A l'intérieur des Etats, la vie politique se durcit. En France,
les espoirs suscités par la fin de la guerre ne subsistent pas longtemps
et la désillusion s'installe. L'instabilité ministérielle et les
scandales politico-financiers amènent certains Français à douter
de leur démocratie.
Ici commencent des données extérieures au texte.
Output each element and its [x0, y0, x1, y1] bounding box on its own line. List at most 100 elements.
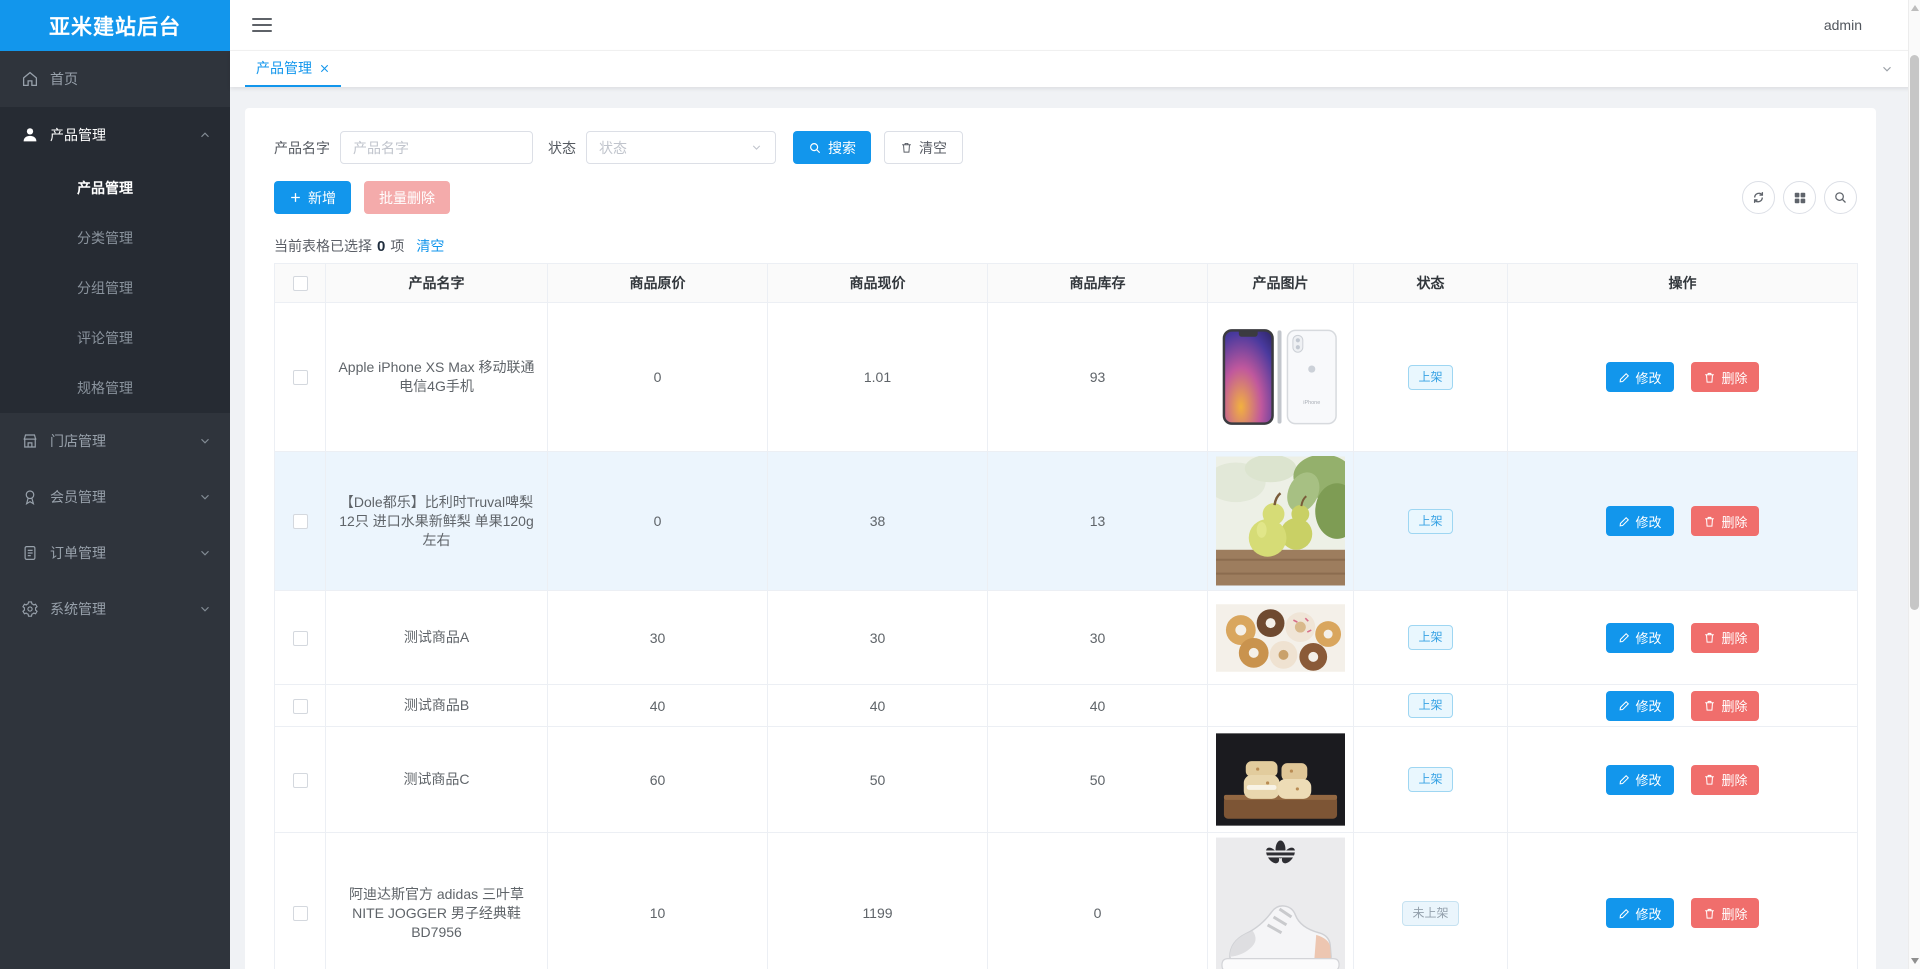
- sidebar-subitem-product-management[interactable]: 产品管理: [0, 163, 230, 213]
- pencil-icon: [1619, 372, 1629, 382]
- sidebar-subitem-spec-management[interactable]: 规格管理: [0, 363, 230, 413]
- row-checkbox[interactable]: [292, 698, 308, 714]
- table-search-button[interactable]: [1824, 181, 1857, 214]
- cookies-product-photo: [1216, 733, 1345, 826]
- select-all-checkbox[interactable]: [292, 276, 308, 292]
- pencil-icon: [1619, 700, 1629, 711]
- sidebar-subitem-category-management[interactable]: 分类管理: [0, 213, 230, 263]
- original-price: 0: [547, 302, 768, 452]
- sidebar-item-system-management[interactable]: 系统管理: [0, 581, 230, 637]
- donuts-product-photo: [1216, 603, 1345, 672]
- column-header: 操作: [1507, 263, 1858, 303]
- shop-icon: [21, 432, 39, 450]
- close-icon[interactable]: [319, 63, 330, 74]
- status-badge: 上架: [1408, 364, 1453, 390]
- sidebar-item-home[interactable]: 首页: [0, 51, 230, 107]
- sidebar-item-order-management[interactable]: 订单管理: [0, 525, 230, 581]
- status-badge: 上架: [1408, 693, 1453, 718]
- delete-button[interactable]: 删除: [1691, 690, 1760, 721]
- home-icon: [21, 70, 39, 88]
- row-checkbox[interactable]: [292, 772, 308, 788]
- product-name-input[interactable]: 产品名字: [340, 131, 533, 164]
- row-checkbox[interactable]: [292, 514, 308, 530]
- add-button[interactable]: 新增: [274, 181, 351, 214]
- sidebar-item-member-management[interactable]: 会员管理: [0, 469, 230, 525]
- edit-button[interactable]: 修改: [1605, 898, 1674, 928]
- delete-button[interactable]: 删除: [1691, 764, 1760, 795]
- svg-text:iPhone: iPhone: [1303, 400, 1320, 406]
- product-name: 测试商品A: [403, 629, 470, 645]
- product-name: 测试商品C: [403, 771, 470, 787]
- scroll-up-arrow[interactable]: [1911, 5, 1919, 11]
- hamburger-icon[interactable]: [252, 18, 274, 32]
- row-checkbox[interactable]: [292, 630, 308, 646]
- scrollbar-thumb[interactable]: [1910, 55, 1919, 610]
- chevron-down-icon: [198, 602, 212, 616]
- sidebar-item-label: 首页: [50, 71, 78, 87]
- tab-product-management[interactable]: 产品管理: [245, 51, 341, 87]
- column-header: 状态: [1353, 263, 1508, 303]
- column-settings-button[interactable]: [1783, 181, 1816, 214]
- search-form: 产品名字 产品名字 状态 状态 搜索 清空: [274, 131, 1857, 164]
- top-header: admin: [230, 0, 1920, 51]
- row-checkbox[interactable]: [292, 370, 308, 386]
- product-panel: 产品名字 产品名字 状态 状态 搜索 清空 新增 批量删除 当前表格已选择 0 …: [245, 108, 1876, 969]
- product-name: Apple iPhone XS Max 移动联通电信4G手机: [338, 359, 535, 394]
- status-badge: 上架: [1408, 508, 1453, 534]
- sidebar-menu: 首页 产品管理 产品管理 分类管理 分组管理 评论管理 规格管理 门店管理 会员…: [0, 51, 230, 969]
- sidebar: 亚米建站后台 首页 产品管理 产品管理 分类管理 分组管理 评论管理 规格管理 …: [0, 0, 230, 969]
- product-image-empty: [1207, 684, 1354, 727]
- pencil-icon: [1619, 908, 1629, 918]
- column-header: 商品库存: [987, 263, 1208, 303]
- selected-count: 0: [377, 237, 386, 255]
- clear-search-button[interactable]: 清空: [884, 131, 963, 164]
- product-name: 测试商品B: [403, 697, 470, 713]
- delete-button[interactable]: 删除: [1691, 362, 1760, 392]
- order-icon: [21, 544, 39, 562]
- user-menu[interactable]: admin: [1824, 17, 1862, 33]
- tab-bar: 产品管理: [230, 51, 1920, 87]
- table-tools: [1742, 181, 1857, 214]
- current-price: 1.01: [767, 302, 988, 452]
- sidebar-subitem-comment-management[interactable]: 评论管理: [0, 313, 230, 363]
- sidebar-item-store-management[interactable]: 门店管理: [0, 413, 230, 469]
- status-select[interactable]: 状态: [586, 131, 776, 164]
- selection-info: 当前表格已选择 0 项 清空: [274, 236, 445, 256]
- current-price: 50: [767, 726, 988, 833]
- edit-button[interactable]: 修改: [1605, 690, 1674, 721]
- column-header: 产品图片: [1207, 263, 1354, 303]
- sneaker-product-photo: [1216, 837, 1345, 969]
- original-price: 0: [547, 451, 768, 591]
- delete-button[interactable]: 删除: [1691, 898, 1760, 928]
- stock: 50: [987, 726, 1208, 833]
- original-price: 10: [547, 832, 768, 969]
- clear-selection-link[interactable]: 清空: [416, 236, 444, 256]
- trash-icon: [1705, 700, 1715, 711]
- delete-button[interactable]: 删除: [1691, 622, 1760, 653]
- main-area: admin 产品管理 产品名字 产品名字 状态 状态 搜索 清空 新增 批量删除…: [230, 0, 1920, 969]
- edit-button[interactable]: 修改: [1605, 362, 1674, 392]
- sidebar-item-label: 会员管理: [50, 489, 106, 505]
- status-badge: 未上架: [1402, 900, 1459, 926]
- search-button[interactable]: 搜索: [793, 131, 871, 164]
- batch-delete-button[interactable]: 批量删除: [364, 181, 450, 214]
- tab-label: 产品管理: [256, 60, 312, 76]
- trash-icon: [1705, 774, 1715, 785]
- sidebar-subitem-group-management[interactable]: 分组管理: [0, 263, 230, 313]
- delete-button[interactable]: 删除: [1691, 506, 1760, 536]
- scroll-down-arrow[interactable]: [1911, 958, 1919, 964]
- vertical-scrollbar[interactable]: [1908, 0, 1920, 969]
- sidebar-item-product-management[interactable]: 产品管理: [0, 107, 230, 163]
- row-checkbox[interactable]: [292, 906, 308, 922]
- tab-list-dropdown[interactable]: [1880, 51, 1894, 87]
- refresh-button[interactable]: [1742, 181, 1775, 214]
- product-name-label: 产品名字: [274, 139, 330, 156]
- edit-button[interactable]: 修改: [1605, 622, 1674, 653]
- table-row: 测试商品B 40 40 40 上架 修改 删除: [274, 684, 1858, 727]
- edit-button[interactable]: 修改: [1605, 506, 1674, 536]
- stock: 40: [987, 684, 1208, 727]
- plus-icon: [291, 193, 300, 202]
- edit-button[interactable]: 修改: [1605, 764, 1674, 795]
- sidebar-item-label: 产品管理: [50, 127, 106, 143]
- sidebar-item-label: 订单管理: [50, 545, 106, 561]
Les mouvements d'extrême-droite se développent
et organisent des manifestations parfois violentes, comme le
6 février 1934. En réponse à cette menace, les partis de gauche
se regroupent dans un " Front
Populaire " qui est au pouvoir en 1936-1937. L'opposition
d'une partie du pays à sa politique, notamment sur le plan économique,
met un terme à cette expérience.
En Allemagne, Adolf
Hitler arrive au pouvoir en janvier 1933. La politique de
son parti national-socialiste (nazi) consiste à doter les Allemands
d'un espace vital aux dépends des autres populations, considérées
comme inférieures. La France, " ennemi mortel " de l'Allemagne,
doit être " étranglée ". Manipulant la haine raciale et l'antisémitisme,
prônant le strict encadrement de l'individu par l'Etat, Hitler multiplie
les agressions vis-à-vis des pays voisins, sans que la SDN réagisse.
En Espagne, la victoire électorale en 1936 du Frente
Popular, regroupant les partis de gauche, provoque le soulèvement
de l'armée, bientôt dirigé par Franco. Une guerre civile sanglante
éclate, dans laquelle aucune démocratie ne souhaite intervenir officiellement.
Hitler et Mussolini apportent en revanche leur soutien logistique
à Franco. La victoire des troupes franquistes en 1939 met un terme
à l'expérience démocratique en Espagne.